Esiste una distanza tra percezione e competenze auto-dichiarate e applicazione pratica della tecnologia, che si riflette nel quotidiano di aziende dove una o poche persone sono focalizzate sul qui ed ora. Non riescono a maturare una consapevolezza reale di cosa può offrire un digitale sostenibile, e avrebbero bisogno di capire in modo concreto a cosa serve l’AI, che cosa porta una soluzione tecnologica nel business.  L’incentivazione all’innovazione per questa categoria di imprese che – ricordiamo – rappresenta il 94,5% del nostro tessuto produttivo, dovrebbe essere semplice, capillare e basata su casi concreti” commenta Stefano Epifani, Presidente della Fondazione per la Sostenibilità Digitale.

Uno svantaggio competitivo che rischia di aggravarsi

Il problema va affrontato con urgenza nel quadro del percorso di trasformazione digitale del nostro paese, perché l’immaturità delle microimprese rispetto al digitale sostenibile rappresenta già oggi uno svantaggio competitivo.

L’Osservatorio 2026 ha esplorato, come di consueto, le dimensioni integrate del digitale e della sostenibilità attraverso la misurazione dell’indice DiSI (Digital Sustainability Index). Mettendo a confronto lo scenario emerso dai consumatori coinvolti nello studio con quello delle microimprese, emerge una distanza che deve preoccupare.

Tra i consumatori, i “sostenibili digitali” – persone che hanno una visione e un uso consapevole del digitale e ne considerano l’impatto e il ruolo giocato per la sostenibilità sociale e ambientale – rappresentano il 29% del campione, contro il 21% dei microimprenditori. Tra i microimprenditori, invece, il gruppo più rappresentato, con il 44% del totale, è quello degli “insostenibili analogici”, che non vedono valore nella tecnologia né hanno una visione consapevole della sostenibilità: dieci punti in più rispetto al 34% registrato tra i consumatori.

Questo divario si trasforma in divario tra una domanda più matura, attenta a digitale e sostenibilità, e un’offerta che viene proposta e sviluppata alla vecchia maniera, con ulteriori conseguenze sulla capacità di crescita di una larga parte delle microimprese” commenta Epifani.

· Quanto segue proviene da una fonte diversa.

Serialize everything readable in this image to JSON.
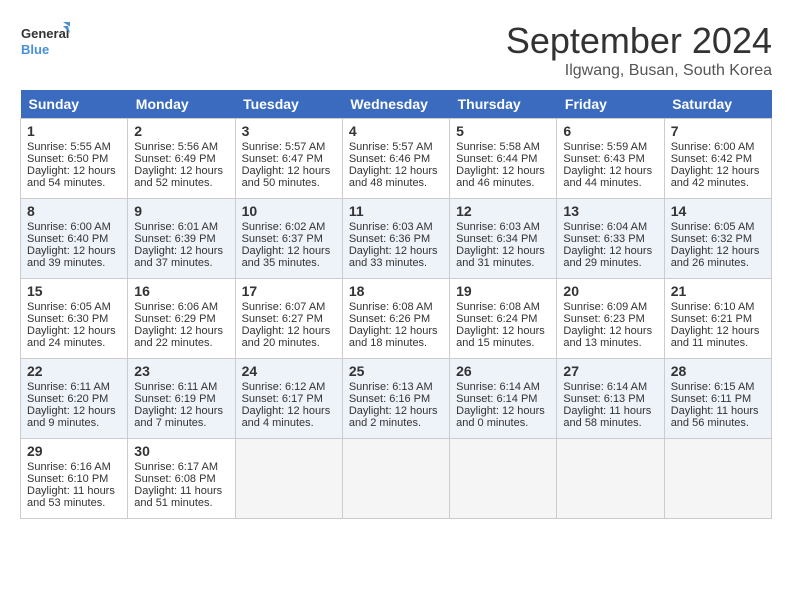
{
  "header": {
    "logo_line1": "General",
    "logo_line2": "Blue",
    "month_title": "September 2024",
    "location": "Ilgwang, Busan, South Korea"
  },
  "days_of_week": [
    "Sunday",
    "Monday",
    "Tuesday",
    "Wednesday",
    "Thursday",
    "Friday",
    "Saturday"
  ],
  "weeks": [
    [
      {
        "day": "1",
        "lines": [
          "Sunrise: 5:55 AM",
          "Sunset: 6:50 PM",
          "Daylight: 12 hours",
          "and 54 minutes."
        ]
      },
      {
        "day": "2",
        "lines": [
          "Sunrise: 5:56 AM",
          "Sunset: 6:49 PM",
          "Daylight: 12 hours",
          "and 52 minutes."
        ]
      },
      {
        "day": "3",
        "lines": [
          "Sunrise: 5:57 AM",
          "Sunset: 6:47 PM",
          "Daylight: 12 hours",
          "and 50 minutes."
        ]
      },
      {
        "day": "4",
        "lines": [
          "Sunrise: 5:57 AM",
          "Sunset: 6:46 PM",
          "Daylight: 12 hours",
          "and 48 minutes."
        ]
      },
      {
        "day": "5",
        "lines": [
          "Sunrise: 5:58 AM",
          "Sunset: 6:44 PM",
          "Daylight: 12 hours",
          "and 46 minutes."
        ]
      },
      {
        "day": "6",
        "lines": [
          "Sunrise: 5:59 AM",
          "Sunset: 6:43 PM",
          "Daylight: 12 hours",
          "and 44 minutes."
        ]
      },
      {
        "day": "7",
        "lines": [
          "Sunrise: 6:00 AM",
          "Sunset: 6:42 PM",
          "Daylight: 12 hours",
          "and 42 minutes."
        ]
      }
    ],
    [
      {
        "day": "8",
        "lines": [
          "Sunrise: 6:00 AM",
          "Sunset: 6:40 PM",
          "Daylight: 12 hours",
          "and 39 minutes."
        ]
      },
      {
        "day": "9",
        "lines": [
          "Sunrise: 6:01 AM",
          "Sunset: 6:39 PM",
          "Daylight: 12 hours",
          "and 37 minutes."
        ]
      },
      {
        "day": "10",
        "lines": [
          "Sunrise: 6:02 AM",
          "Sunset: 6:37 PM",
          "Daylight: 12 hours",
          "and 35 minutes."
        ]
      },
      {
        "day": "11",
        "lines": [
          "Sunrise: 6:03 AM",
          "Sunset: 6:36 PM",
          "Daylight: 12 hours",
          "and 33 minutes."
        ]
      },
      {
        "day": "12",
        "lines": [
          "Sunrise: 6:03 AM",
          "Sunset: 6:34 PM",
          "Daylight: 12 hours",
          "and 31 minutes."
        ]
      },
      {
        "day": "13",
        "lines": [
          "Sunrise: 6:04 AM",
          "Sunset: 6:33 PM",
          "Daylight: 12 hours",
          "and 29 minutes."
        ]
      },
      {
        "day": "14",
        "lines": [
          "Sunrise: 6:05 AM",
          "Sunset: 6:32 PM",
          "Daylight: 12 hours",
          "and 26 minutes."
        ]
      }
    ],
    [
      {
        "day": "15",
        "lines": [
          "Sunrise: 6:05 AM",
          "Sunset: 6:30 PM",
          "Daylight: 12 hours",
          "and 24 minutes."
        ]
      },
      {
        "day": "16",
        "lines": [
          "Sunrise: 6:06 AM",
          "Sunset: 6:29 PM",
          "Daylight: 12 hours",
          "and 22 minutes."
        ]
      },
      {
        "day": "17",
        "lines": [
          "Sunrise: 6:07 AM",
          "Sunset: 6:27 PM",
          "Daylight: 12 hours",
          "and 20 minutes."
        ]
      },
      {
        "day": "18",
        "lines": [
          "Sunrise: 6:08 AM",
          "Sunset: 6:26 PM",
          "Daylight: 12 hours",
          "and 18 minutes."
        ]
      },
      {
        "day": "19",
        "lines": [
          "Sunrise: 6:08 AM",
          "Sunset: 6:24 PM",
          "Daylight: 12 hours",
          "and 15 minutes."
        ]
      },
      {
        "day": "20",
        "lines": [
          "Sunrise: 6:09 AM",
          "Sunset: 6:23 PM",
          "Daylight: 12 hours",
          "and 13 minutes."
        ]
      },
      {
        "day": "21",
        "lines": [
          "Sunrise: 6:10 AM",
          "Sunset: 6:21 PM",
          "Daylight: 12 hours",
          "and 11 minutes."
        ]
      }
    ],
    [
      {
        "day": "22",
        "lines": [
          "Sunrise: 6:11 AM",
          "Sunset: 6:20 PM",
          "Daylight: 12 hours",
          "and 9 minutes."
        ]
      },
      {
        "day": "23",
        "lines": [
          "Sunrise: 6:11 AM",
          "Sunset: 6:19 PM",
          "Daylight: 12 hours",
          "and 7 minutes."
        ]
      },
      {
        "day": "24",
        "lines": [
          "Sunrise: 6:12 AM",
          "Sunset: 6:17 PM",
          "Daylight: 12 hours",
          "and 4 minutes."
        ]
      },
      {
        "day": "25",
        "lines": [
          "Sunrise: 6:13 AM",
          "Sunset: 6:16 PM",
          "Daylight: 12 hours",
          "and 2 minutes."
        ]
      },
      {
        "day": "26",
        "lines": [
          "Sunrise: 6:14 AM",
          "Sunset: 6:14 PM",
          "Daylight: 12 hours",
          "and 0 minutes."
        ]
      },
      {
        "day": "27",
        "lines": [
          "Sunrise: 6:14 AM",
          "Sunset: 6:13 PM",
          "Daylight: 11 hours",
          "and 58 minutes."
        ]
      },
      {
        "day": "28",
        "lines": [
          "Sunrise: 6:15 AM",
          "Sunset: 6:11 PM",
          "Daylight: 11 hours",
          "and 56 minutes."
        ]
      }
    ],
    [
      {
        "day": "29",
        "lines": [
          "Sunrise: 6:16 AM",
          "Sunset: 6:10 PM",
          "Daylight: 11 hours",
          "and 53 minutes."
        ]
      },
      {
        "day": "30",
        "lines": [
          "Sunrise: 6:17 AM",
          "Sunset: 6:08 PM",
          "Daylight: 11 hours",
          "and 51 minutes."
        ]
      },
      {
        "day": "",
        "lines": []
      },
      {
        "day": "",
        "lines": []
      },
      {
        "day": "",
        "lines": []
      },
      {
        "day": "",
        "lines": []
      },
      {
        "day": "",
        "lines": []
      }
    ]
  ]
}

Di qui la necessità, come evidenziato nell’Osservatorio, di attivare percorsi di sensibilizzazione concreti, basati su un approccio “tra pari” e pragmatico, che consenta alle microimprese di riconoscere nell’esempio concreto di chi già sta sperimentando le tecnologie le potenzialità di un’adozione incrementale e mirata dell’intelligenza artificiale e del digitale nei loro processi quotidiani.